Abstract

This work is aimed at further exploring the concept that phenytoin-related compounds might present with an anti-HIV potential. We screened for anti-HIV activity, selected compounds whose structural design rests on pharmacophores successfully shown to convey phenytoinergic anticonvulsant activity. We determined the corresponding anticonvulsant protective doses in mice via the ip route of administration using the maximal electroshock seizure test (a test in which the anticonvulsant activity of phenytoin is well expressed).

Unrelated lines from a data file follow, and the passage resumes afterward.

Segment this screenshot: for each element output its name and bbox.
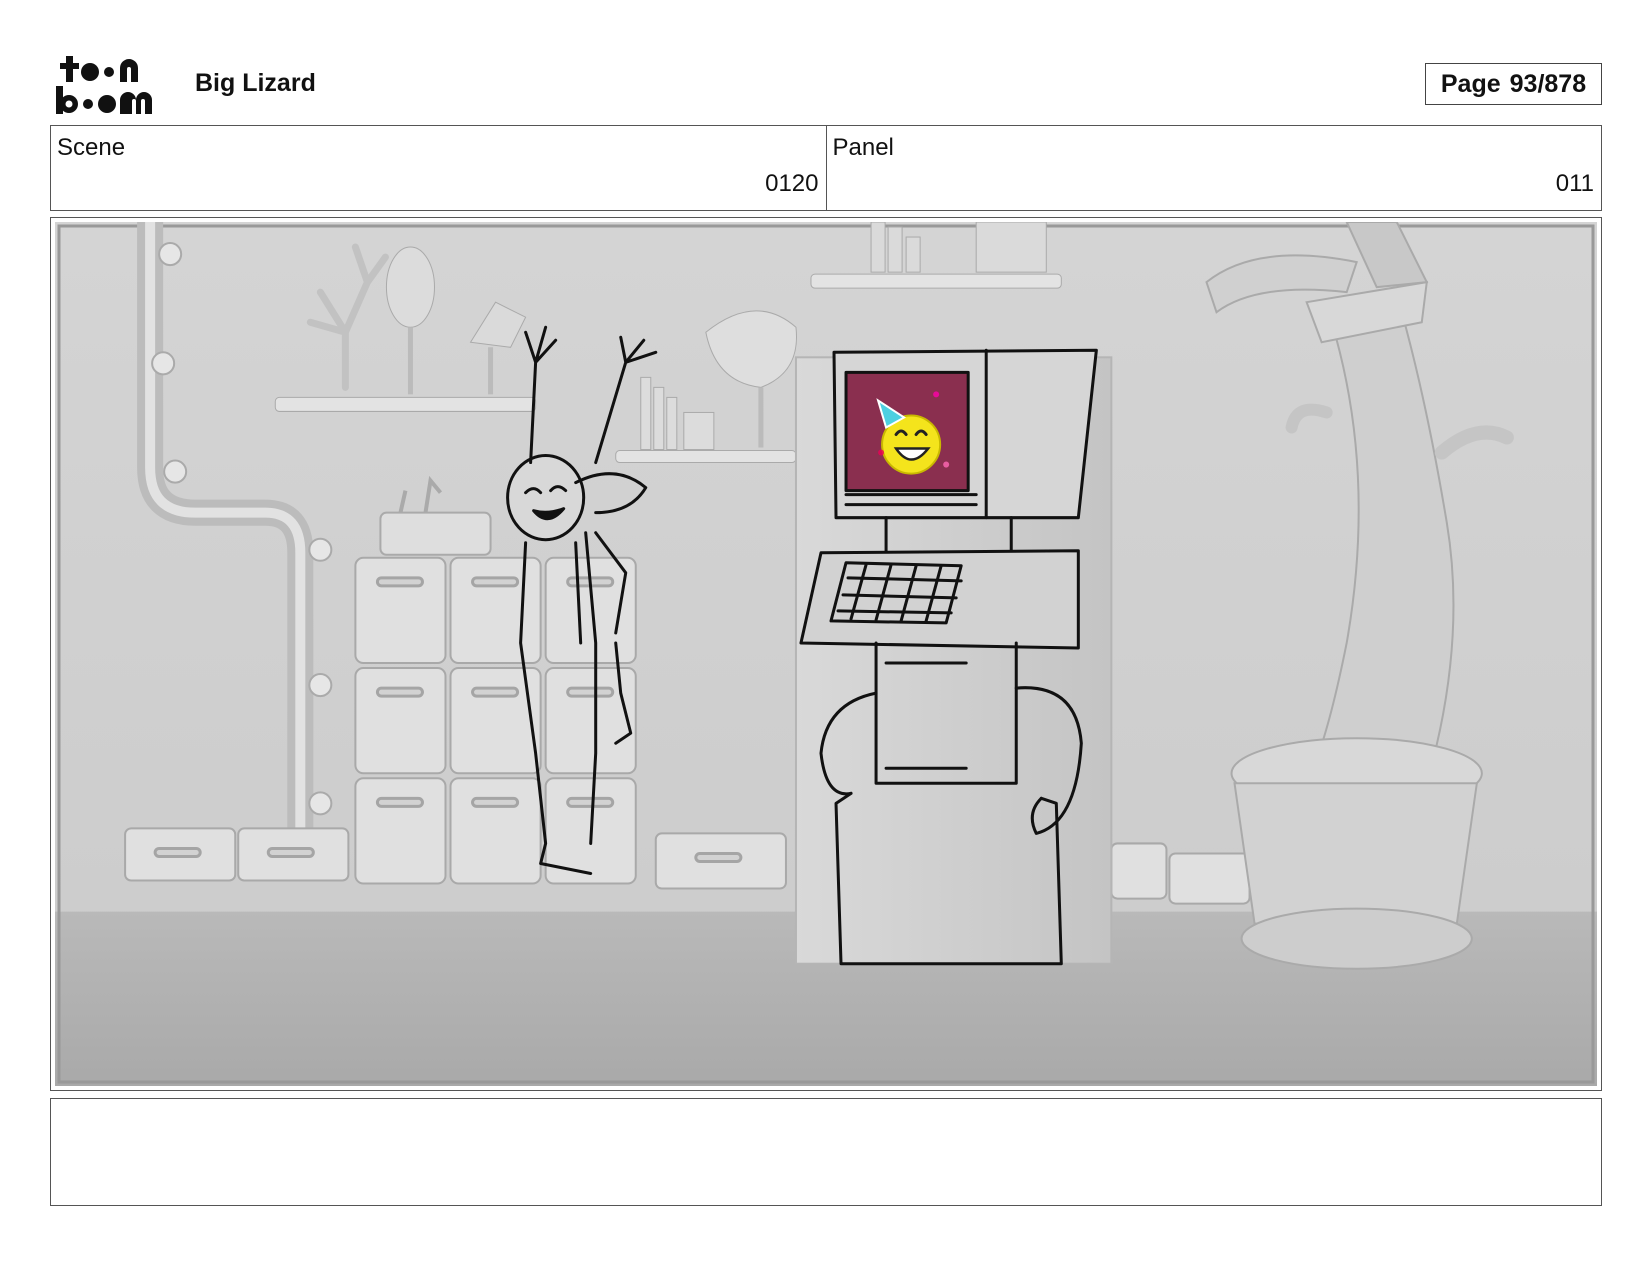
page-indicator: Page 93/878 — [1425, 63, 1602, 105]
page-number: 93/878 — [1509, 69, 1587, 98]
plant-pot — [1233, 782, 1478, 925]
panel-label: Panel — [832, 134, 894, 161]
panel-cell: Panel 011 — [825, 126, 1602, 210]
storyboard-frame — [50, 217, 1602, 1091]
scene-number: 0120 — [765, 170, 819, 197]
page-label: Page — [1440, 69, 1501, 98]
panel-number: 011 — [1555, 170, 1594, 197]
notes-box — [50, 1098, 1602, 1206]
panel-drawing — [55, 222, 1597, 1086]
scene-label: Scene — [57, 134, 126, 161]
scene-cell: Scene 0120 — [51, 126, 826, 210]
scene-panel-row: Scene 0120 Panel 011 — [50, 125, 1602, 211]
toon-boom-logo — [54, 54, 172, 116]
project-title: Big Lizard — [195, 69, 316, 97]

Firstly, 4-aminophthalimide pharmacophores were utilized with either N-(2,6-dimethyl)phenyl or N-(1-adamantyl) substitutions. While the former was found to be highly potent, the latter was devoid of significant activity. Secondly, the pharmacophores N-(2,6-dimethylphenyl)phthalimide and N-(1-adamantyl)phthalimide were compared for antiviral (antiHIV-1 and antiHIV-2) properties in CEM (human T-lymphocyte) cells infected with HIV-1 or HTV-2 strains. Various phthalimide C 4-substitutions (H, NO 2, NH 2, Cl, CH 3, OCH 3, COOH) of these pharmacophores were studied. From this set of experiments, 4-amino- N-(1-adamantyl)phthalimide emerged with EC 50 (effective concentration-50) values of 16 and 27 μM against HIV-1 and HIV-2, respectively. The CC50 (cytostatic concentration-50) of this compound was 30 μM. Thirdly, the N-(2,6-dimethylphenyl) and N-(1-adamantyl) substitutions of the 4-aminobenzamide pharmacophore (another known phenytoinergic anticonvulsant platform) were shown to be devoid of anti-HIV activities. A similar negative result was obtained for amantadine. Taken as a whole, the present data indicate that both the 4-aminophthalimide pharmacophore and N-(1-adamantyl) substitutions are required for anti-HIV properties. Molecular modeling studies further provide clues for this dual requirement.